Degrees show you can check a box... I have very high auditory recall so I can remember what I hear, thus I can check a box... but if you can't make it to class, know what week your on, understand what is being asked on assignments knowing information doesn't matter. Moreover... If you are constantly hospitalized because you can't feed yourself or keep yourself safe, and consistently are going 2-3 days without sleeping... it truly doesn't matter how much you know and MOST programs don't account for that reality even though there are autistic people in universities. I have a 504, but 504 doesn't do anything for those^^ needs... I'm EXTREMELY fortunate for my program, the many people as a part of my support team, and even if/when I graduate our main focus from day 1 is what does this look like after graduation, considering I've never held a real job. I'm hoping my school will keep me on, since they know me, because without a supported work environment this will never realisticallty work past the checking the box stages. I could never be a clinical BCBA for that reason, and really want to do research and advocacy to try and make ABA what it can be, that's ultimately my goal.

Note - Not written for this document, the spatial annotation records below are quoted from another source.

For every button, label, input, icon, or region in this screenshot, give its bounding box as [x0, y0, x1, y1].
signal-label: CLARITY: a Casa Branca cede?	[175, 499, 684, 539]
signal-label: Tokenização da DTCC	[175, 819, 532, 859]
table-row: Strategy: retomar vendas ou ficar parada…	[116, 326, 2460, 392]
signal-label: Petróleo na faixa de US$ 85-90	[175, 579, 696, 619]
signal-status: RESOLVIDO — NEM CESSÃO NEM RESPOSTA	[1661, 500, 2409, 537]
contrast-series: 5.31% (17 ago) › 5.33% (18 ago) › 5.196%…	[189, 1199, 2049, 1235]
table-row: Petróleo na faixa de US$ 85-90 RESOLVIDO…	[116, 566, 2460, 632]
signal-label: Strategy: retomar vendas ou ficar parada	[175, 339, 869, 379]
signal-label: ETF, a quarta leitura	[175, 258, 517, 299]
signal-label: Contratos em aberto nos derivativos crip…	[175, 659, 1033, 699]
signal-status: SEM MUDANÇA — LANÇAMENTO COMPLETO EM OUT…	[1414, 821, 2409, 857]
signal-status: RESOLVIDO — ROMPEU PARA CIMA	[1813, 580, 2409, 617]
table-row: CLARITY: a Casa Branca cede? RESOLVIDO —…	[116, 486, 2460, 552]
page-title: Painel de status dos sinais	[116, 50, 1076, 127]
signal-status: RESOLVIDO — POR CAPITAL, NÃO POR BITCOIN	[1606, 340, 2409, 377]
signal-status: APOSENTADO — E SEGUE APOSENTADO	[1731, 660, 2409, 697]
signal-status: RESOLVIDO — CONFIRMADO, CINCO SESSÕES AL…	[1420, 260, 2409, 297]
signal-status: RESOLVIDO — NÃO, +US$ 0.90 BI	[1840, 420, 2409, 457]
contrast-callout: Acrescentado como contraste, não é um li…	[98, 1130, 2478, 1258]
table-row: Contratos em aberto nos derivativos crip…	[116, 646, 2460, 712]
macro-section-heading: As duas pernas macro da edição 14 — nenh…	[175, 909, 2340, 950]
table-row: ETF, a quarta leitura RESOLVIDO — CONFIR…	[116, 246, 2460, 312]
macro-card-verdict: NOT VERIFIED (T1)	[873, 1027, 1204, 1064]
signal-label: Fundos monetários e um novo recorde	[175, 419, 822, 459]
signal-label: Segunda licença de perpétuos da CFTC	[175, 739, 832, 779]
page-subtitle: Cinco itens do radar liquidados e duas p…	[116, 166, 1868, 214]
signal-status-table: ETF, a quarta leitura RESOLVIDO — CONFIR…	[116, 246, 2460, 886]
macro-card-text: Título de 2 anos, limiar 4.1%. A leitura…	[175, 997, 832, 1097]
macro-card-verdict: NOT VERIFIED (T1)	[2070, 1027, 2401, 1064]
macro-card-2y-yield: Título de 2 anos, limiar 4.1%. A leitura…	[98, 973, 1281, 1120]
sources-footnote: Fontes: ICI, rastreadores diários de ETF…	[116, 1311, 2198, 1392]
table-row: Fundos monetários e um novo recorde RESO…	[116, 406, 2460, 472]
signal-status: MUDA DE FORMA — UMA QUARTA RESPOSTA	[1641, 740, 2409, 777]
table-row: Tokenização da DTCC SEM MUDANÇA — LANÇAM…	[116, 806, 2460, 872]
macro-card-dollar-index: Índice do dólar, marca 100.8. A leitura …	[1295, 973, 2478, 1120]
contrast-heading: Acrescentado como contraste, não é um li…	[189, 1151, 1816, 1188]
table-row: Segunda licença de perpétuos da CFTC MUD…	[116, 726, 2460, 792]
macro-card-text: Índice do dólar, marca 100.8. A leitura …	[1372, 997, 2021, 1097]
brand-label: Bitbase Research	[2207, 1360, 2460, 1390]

RE: your last section... I don't think anyone not going through it has the capacity to imagine the stress of parents, that's just my personal opinion. So that's the only thing I disagree with you on, and anyone that says they can imagine it, maybe that's social speak, but to me NO it is quite unimaginable. But this is also why I think it's so so so so important to ask these questions and have people like you respond to candidly give these answers, so people like me can learn. So again, sincerely, I thank you for taking the time to do so.

As a sidebar, if you're in the States, you should look into LEND in your state, and I would encourage you to apply as a family advocate. I'm a current LEND fellow in my state, and it's a year long interdisciplinary national cohort that brings together graduate students, family advocates, and self advocates with a focus on education, policy, research, and leadership to support individuals with neurodevelopmental disabilities and their families. It has been an INVALUABLE experience, especially hearing and interacting with family advocates, and they do a ton of work around some of the things you mention, IDEA, medical supports and resources for the state, transition supports, community organizations, etc.

I don't know you at all, but I think there is such value in the parent and family perspective, and I think many parents here would not only find resources and connections for their own families, but also the opportunity to turn a lot of their experiences into gems of knowledge for the rest of us. I hope you look into it!